Untuk menghasilkan pendapatan selama perang, Hamas juga terus memungut pajak dari pedagang dan menjual rokok dalam jumlah besar dengan harga melambung hingga 100 kali lipat. Sebelum perang, sebungkus 20 batang rokok seharga $5—kini naik ke lebih dari $170.
Selain pembayaran tunai, Hamas membagikan paket makanan untuk anggotanya dan keluarga melalui komite darurat lokal yang kepemimpinannya sering berganti karena serangan Israel.
Hal ini memicu kemarahan publik, dengan banyak warga Gaza menuduh Hamas hanya membagikan bantuan pada pendukungnya dan mengabaikan masyarakat luas.
Israel menuduh Hamas mencuri bantuan yang masuk ke Gaza selama gencatan senjata awal tahun ini, sesuatu yang dibantah Hamas.
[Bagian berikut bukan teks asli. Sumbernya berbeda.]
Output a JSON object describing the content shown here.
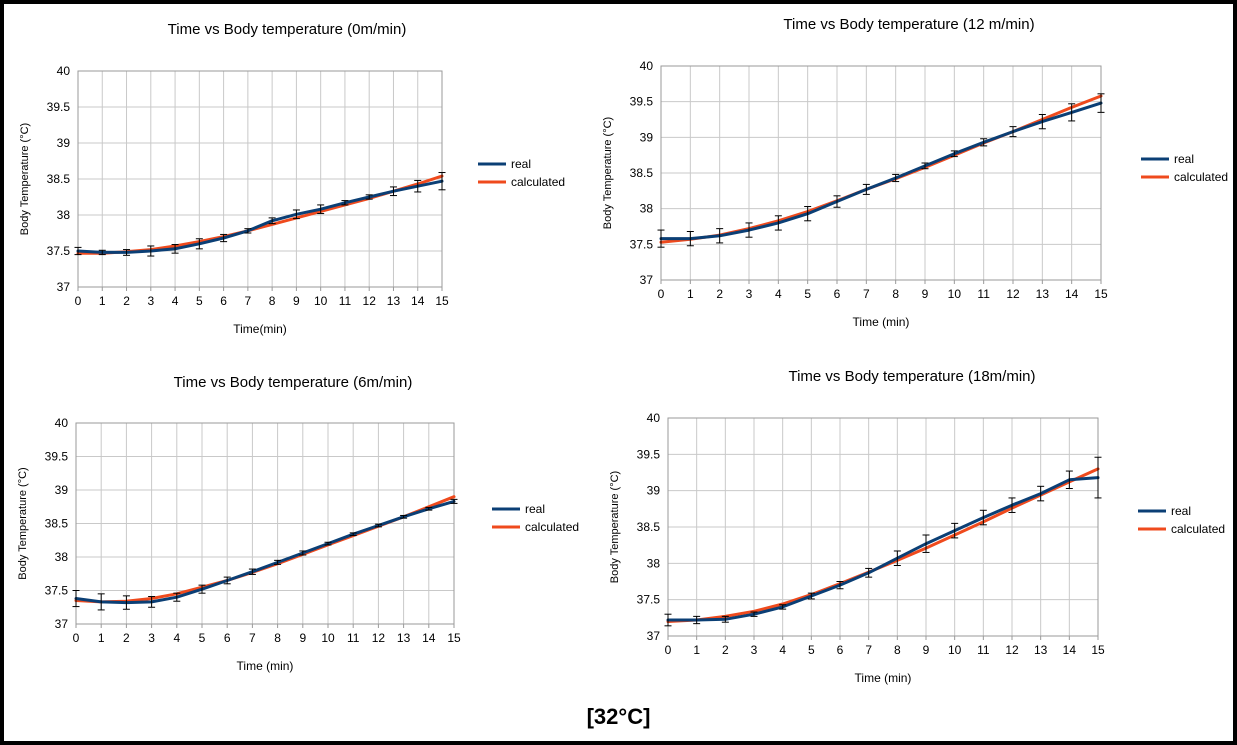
{
  "colors": {
    "real": "#0b3f75",
    "calculated": "#ef4a1d",
    "grid": "#c9c9c9",
    "axis": "#9a9a9a"
  },
  "footer_label": "[32°C]",
  "chart_data": [
    {
      "type": "line",
      "title": "Time vs Body temperature (0m/min)",
      "xlabel": "Time(min)",
      "ylabel": "Body Temperature (°C)",
      "x": [
        0,
        1,
        2,
        3,
        4,
        5,
        6,
        7,
        8,
        9,
        10,
        11,
        12,
        13,
        14,
        15
      ],
      "x_ticks": [
        "0",
        "1",
        "2",
        "3",
        "4",
        "5",
        "6",
        "7",
        "8",
        "9",
        "10",
        "11",
        "12",
        "13",
        "14",
        "15"
      ],
      "ylim": [
        37,
        40
      ],
      "y_ticks": [
        "37",
        "37.5",
        "38",
        "38.5",
        "39",
        "39.5",
        "40"
      ],
      "grid": true,
      "legend_position": "right",
      "series": [
        {
          "name": "real",
          "values": [
            37.5,
            37.48,
            37.48,
            37.5,
            37.53,
            37.6,
            37.68,
            37.78,
            37.92,
            38.01,
            38.08,
            38.17,
            38.25,
            38.33,
            38.4,
            38.47
          ],
          "errors": [
            0.05,
            0.03,
            0.04,
            0.07,
            0.06,
            0.07,
            0.05,
            0.03,
            0.04,
            0.06,
            0.06,
            0.03,
            0.03,
            0.06,
            0.08,
            0.12
          ]
        },
        {
          "name": "calculated",
          "values": [
            37.47,
            37.47,
            37.49,
            37.52,
            37.57,
            37.63,
            37.7,
            37.78,
            37.87,
            37.96,
            38.05,
            38.14,
            38.23,
            38.33,
            38.43,
            38.54
          ]
        }
      ]
    },
    {
      "type": "line",
      "title": "Time vs Body temperature (12 m/min)",
      "xlabel": "Time (min)",
      "ylabel": "Body Temperature (°C)",
      "x": [
        0,
        1,
        2,
        3,
        4,
        5,
        6,
        7,
        8,
        9,
        10,
        11,
        12,
        13,
        14,
        15
      ],
      "x_ticks": [
        "0",
        "1",
        "2",
        "3",
        "4",
        "5",
        "6",
        "7",
        "8",
        "9",
        "10",
        "11",
        "12",
        "13",
        "14",
        "15"
      ],
      "ylim": [
        37,
        40
      ],
      "y_ticks": [
        "37",
        "37.5",
        "38",
        "38.5",
        "39",
        "39.5",
        "40"
      ],
      "grid": true,
      "legend_position": "right",
      "series": [
        {
          "name": "real",
          "values": [
            37.58,
            37.58,
            37.62,
            37.7,
            37.8,
            37.93,
            38.1,
            38.27,
            38.43,
            38.6,
            38.77,
            38.93,
            39.08,
            39.22,
            39.35,
            39.48
          ],
          "errors": [
            0.12,
            0.1,
            0.1,
            0.1,
            0.1,
            0.1,
            0.08,
            0.07,
            0.05,
            0.04,
            0.04,
            0.05,
            0.07,
            0.1,
            0.12,
            0.13
          ]
        },
        {
          "name": "calculated",
          "values": [
            37.53,
            37.57,
            37.63,
            37.72,
            37.83,
            37.96,
            38.11,
            38.27,
            38.42,
            38.58,
            38.75,
            38.92,
            39.08,
            39.25,
            39.42,
            39.58
          ]
        }
      ]
    },
    {
      "type": "line",
      "title": "Time vs Body temperature (6m/min)",
      "xlabel": "Time (min)",
      "ylabel": "Body Temperature (°C)",
      "x": [
        0,
        1,
        2,
        3,
        4,
        5,
        6,
        7,
        8,
        9,
        10,
        11,
        12,
        13,
        14,
        15
      ],
      "x_ticks": [
        "0",
        "1",
        "2",
        "3",
        "4",
        "5",
        "6",
        "7",
        "8",
        "9",
        "10",
        "11",
        "12",
        "13",
        "14",
        "15"
      ],
      "ylim": [
        37,
        40
      ],
      "y_ticks": [
        "37",
        "37.5",
        "38",
        "38.5",
        "39",
        "39.5",
        "40"
      ],
      "grid": true,
      "legend_position": "right",
      "series": [
        {
          "name": "real",
          "values": [
            37.38,
            37.33,
            37.32,
            37.33,
            37.4,
            37.52,
            37.65,
            37.78,
            37.92,
            38.06,
            38.2,
            38.34,
            38.47,
            38.6,
            38.72,
            38.83
          ],
          "errors": [
            0.12,
            0.12,
            0.1,
            0.08,
            0.06,
            0.06,
            0.05,
            0.04,
            0.03,
            0.03,
            0.02,
            0.02,
            0.02,
            0.02,
            0.02,
            0.03
          ]
        },
        {
          "name": "calculated",
          "values": [
            37.35,
            37.33,
            37.34,
            37.38,
            37.45,
            37.55,
            37.65,
            37.77,
            37.9,
            38.04,
            38.18,
            38.32,
            38.46,
            38.6,
            38.75,
            38.9
          ]
        }
      ]
    },
    {
      "type": "line",
      "title": "Time vs Body temperature (18m/min)",
      "xlabel": "Time (min)",
      "ylabel": "Body Temperature (°C)",
      "x": [
        0,
        1,
        2,
        3,
        4,
        5,
        6,
        7,
        8,
        9,
        10,
        11,
        12,
        13,
        14,
        15
      ],
      "x_ticks": [
        "0",
        "1",
        "2",
        "3",
        "4",
        "5",
        "6",
        "7",
        "8",
        "9",
        "10",
        "11",
        "12",
        "13",
        "14",
        "15"
      ],
      "ylim": [
        37,
        40
      ],
      "y_ticks": [
        "37",
        "37.5",
        "38",
        "38.5",
        "39",
        "39.5",
        "40"
      ],
      "grid": true,
      "legend_position": "right",
      "series": [
        {
          "name": "real",
          "values": [
            37.22,
            37.22,
            37.23,
            37.3,
            37.4,
            37.55,
            37.7,
            37.87,
            38.07,
            38.27,
            38.45,
            38.63,
            38.8,
            38.96,
            39.15,
            39.18
          ],
          "errors": [
            0.08,
            0.05,
            0.04,
            0.03,
            0.03,
            0.04,
            0.05,
            0.06,
            0.1,
            0.12,
            0.1,
            0.1,
            0.1,
            0.1,
            0.12,
            0.28
          ]
        },
        {
          "name": "calculated",
          "values": [
            37.2,
            37.22,
            37.27,
            37.34,
            37.44,
            37.57,
            37.72,
            37.88,
            38.04,
            38.21,
            38.39,
            38.57,
            38.76,
            38.94,
            39.12,
            39.3
          ]
        }
      ]
    }
  ]
}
Namun sumber BBC di Gaza mengatakan sejumlah besar bantuan diambil oleh Hamas saat itu.
Nisreen Khaled, seorang janda yang merawat tiga anak setelah suaminya meninggal karena kanker lima tahun lalu, berkata ke BBC: “Saat kelaparan makin parah, anak-anak saya menangis bukan hanya karena lapar, tapi juga melihat tetangga yang berafiliasi Hamas menerima paket makanan dan karung tepung.
“Bukankah merekah penyebab penderitaan kami? Mengapa mereka tak menyiapkan makanan, air, dan obat sebelum melancarkan petualangan 7 Oktober?”